Vittorio Storaro es el responsable de la belleza y la elegancia de Café Society, logradas mediante su fotografía cálida, abundante en tonos sepia, que le da a los personajes una grandeza imaginaria. La historia de un joven judío neoyorquino en el Hollywood de oro lo requiere. Cuando Bobby (Jesse Eisenberg) ve por primera vez a Vonnie (Kristen Stewart), Storaro la ilumina desde su costado para presentárnosla como una aparición dorada del crepúsculo californiano. La implicación romántica es evidente: amor a primera vista. En otra escena, la cámara se acerca lentamente a la hermana de Bobby, Evelyn (Sari Lennick), mientras lee una carta de él donde le cuenta sus periplos. Los colores fríos del lugar donde se encuentra pronto se convierten en un color dorado que la ilumina, alegre de que su hermano esté triunfando. Allen nunca se ha caracterizado por ser un visionario cinematográfico pero gracias a su colaboración con el talentoso director de fotografía italiano logra una de sus películas más expresivas en términos visuales.

El elenco de Allen también resulta uno de los grandes atractivos de la película, con Jesse Eisenberg dentro de su zona de confort, un personaje ansioso con ataques de verborrea, pero es justo lo que el papel necesita. Steve Carell, que interpreta al poderoso tío de Bobby, contiene sus energías humorísticas típicas —gritos o una parquedad total— para hacer un papel de hombre poderoso, restringido aun cuando explota, que resulta breve pero muy significativo en la historia de Bobby. Su mirada fija cuando se reencuentra después de años con Bobby nos habla mucho sobre la relación entre ambos aunque justo en ese cuadro Kristen Stewart se lleva la atención. Lo mismo se puede decir del resto de sus escenas. Si Las nubes de María (Clouds of Sils Maria, 2014) ya había mostrado una Stewart muy distinta de la que la serie Crepúsculo lanzó a la fama —con su gesto inmortal de desdén por todo ser vivo—, Café Society le permite expresar un carisma inédito. Cuando aparece por primera vez, su personaje, Vonnie, manifiesta una personalidad similar a la de la propia Stewart: intensa, desenfadada y abundante en muecas. Pero más adelante, cuando ha madurado, Vonnie es una construcción de sí misma: ha sido falsificada por la etiqueta y los vestidos caros. Stewart se mueve entre ambos roles con una destreza total que la convierte en uno de los grandes espectáculos de la película.
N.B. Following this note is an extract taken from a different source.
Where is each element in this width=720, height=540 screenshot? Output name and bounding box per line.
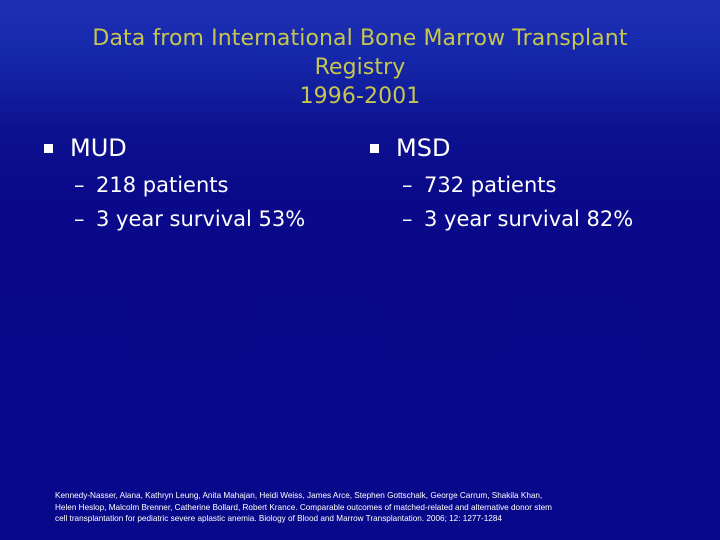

No me retracto, sin embargo, de incluir a Café Society entre las cintas menores de Allen, aunque no por esto me parecen desechables ni ésta ni las otras. Al contrario, me parecen divertimientos bien realizados, completamente conscientes de sus limitaciones. Es cierto que el título de la película sugiere un examen de la nueva aristocracia del siglo XX: las estrellas de cine y los socialités que se les adherían —adhieren— como rémoras. Sin embargo es muy claro, desde que se conocen Bobby y Vonnie, que Café Society es una historia de amor. La sociedad alrededor es meramente un contexto y un artificio para que la trama se mueva. Tanto el poderoso agente hollywoodense Phil (Carell) como el gángster Ben (Corey Stoll) gravitan alrededor de la pareja protagónica y colorean el contexto social de Bobby, atrapado entre lo nuevo sagrado y lo eternamente profano. Allen sí comete el error de querer explorar la identidad judía en estos polos sociales y dentro del propio Ben. A final de cuentas, no es el tema de su película y sólo resulta en una reflexión sobre el temor a la muerte que se pierde en una trama que nada tiene que ver con eso pero quizá refleja las ansiedades del octogenario Allen. Ya habrá tiempo para preocuparse por la muerte pero Café Society muestra a un Woody Allen aún lleno de vida aunque nostálgico por los romances de la juventud.